The CA junked Pichay’s arguments that his petition should not be dismissed considering that the order of then acting Ombudsman Orlando Casimiro has not become final and executor.
The CA pointed out that the determination of the propriety of Pichay’s preventive suspension will be “inconsequential” and “not serve any useful purpose.”
Associate Justices Remedios Salazar-Fernando and Elihu Ybaez concurred with the ruling.
In his petition filed before the CA, Pichay alleged that Casimiro committed grave abuse when he signed the preventive suspension order despite the fact that then Ombudsman Merceditas Gutierrez denied the preventive suspension plea twice.
Casimiro placed Pichay under a 6-month preventive suspension without pay for the alleged unlawful investment of P480-million worth of LWUA funds in the Express Savings Bank, Inc. (ESBI), a Laguna-based thrift bank. The suspension order stemmed from a complaint filed by LWUA officials Rustico Tutol, Luis DG. Estrada and Carmen Amores alleging that Pichay and the other respondents “violated the provisions of the General Appropriations Act (GAA) for Fiscal Year 2009, when they unlawfully disbursed LWUA funds by investing the total amount of P480 million in the said bank despite the fact that it has been under rehabilitation by the Bangko Sentral ng Pilipinas (BSP).”

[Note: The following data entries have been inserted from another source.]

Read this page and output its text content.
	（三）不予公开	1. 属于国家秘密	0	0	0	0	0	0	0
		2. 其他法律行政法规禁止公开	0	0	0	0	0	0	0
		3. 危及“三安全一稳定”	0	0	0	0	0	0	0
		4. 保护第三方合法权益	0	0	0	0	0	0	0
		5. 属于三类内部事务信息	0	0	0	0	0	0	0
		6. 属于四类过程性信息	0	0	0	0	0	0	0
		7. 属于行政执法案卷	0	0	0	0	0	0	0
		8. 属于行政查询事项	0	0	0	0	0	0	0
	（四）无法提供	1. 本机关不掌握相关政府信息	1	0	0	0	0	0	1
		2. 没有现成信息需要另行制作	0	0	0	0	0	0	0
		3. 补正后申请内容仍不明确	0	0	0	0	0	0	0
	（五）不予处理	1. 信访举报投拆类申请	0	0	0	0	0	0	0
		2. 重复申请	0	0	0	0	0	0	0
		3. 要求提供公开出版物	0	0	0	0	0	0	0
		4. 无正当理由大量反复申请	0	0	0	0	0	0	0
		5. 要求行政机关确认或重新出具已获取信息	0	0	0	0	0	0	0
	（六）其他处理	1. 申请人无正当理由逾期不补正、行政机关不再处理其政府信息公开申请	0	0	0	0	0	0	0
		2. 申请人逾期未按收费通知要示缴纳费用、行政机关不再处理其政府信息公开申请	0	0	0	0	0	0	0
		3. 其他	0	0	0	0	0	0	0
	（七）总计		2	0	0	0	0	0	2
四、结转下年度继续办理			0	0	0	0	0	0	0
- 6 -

They also alleged that the LWUA Board of Trustees unlawfully authorized the payment in favor of ESBI of the amount of P4 million “for subscription to the increase in the authorized capital stock of said bank.”
The complainants said that the respondents violated BSP Circular No. 309 when they failed to secure prior approval of the Monetary Board on the sale or transfer of shares before the disbursement of P480 million, which resulted in LWUA’s ownership of 20 percent of ESBI’s voting stock.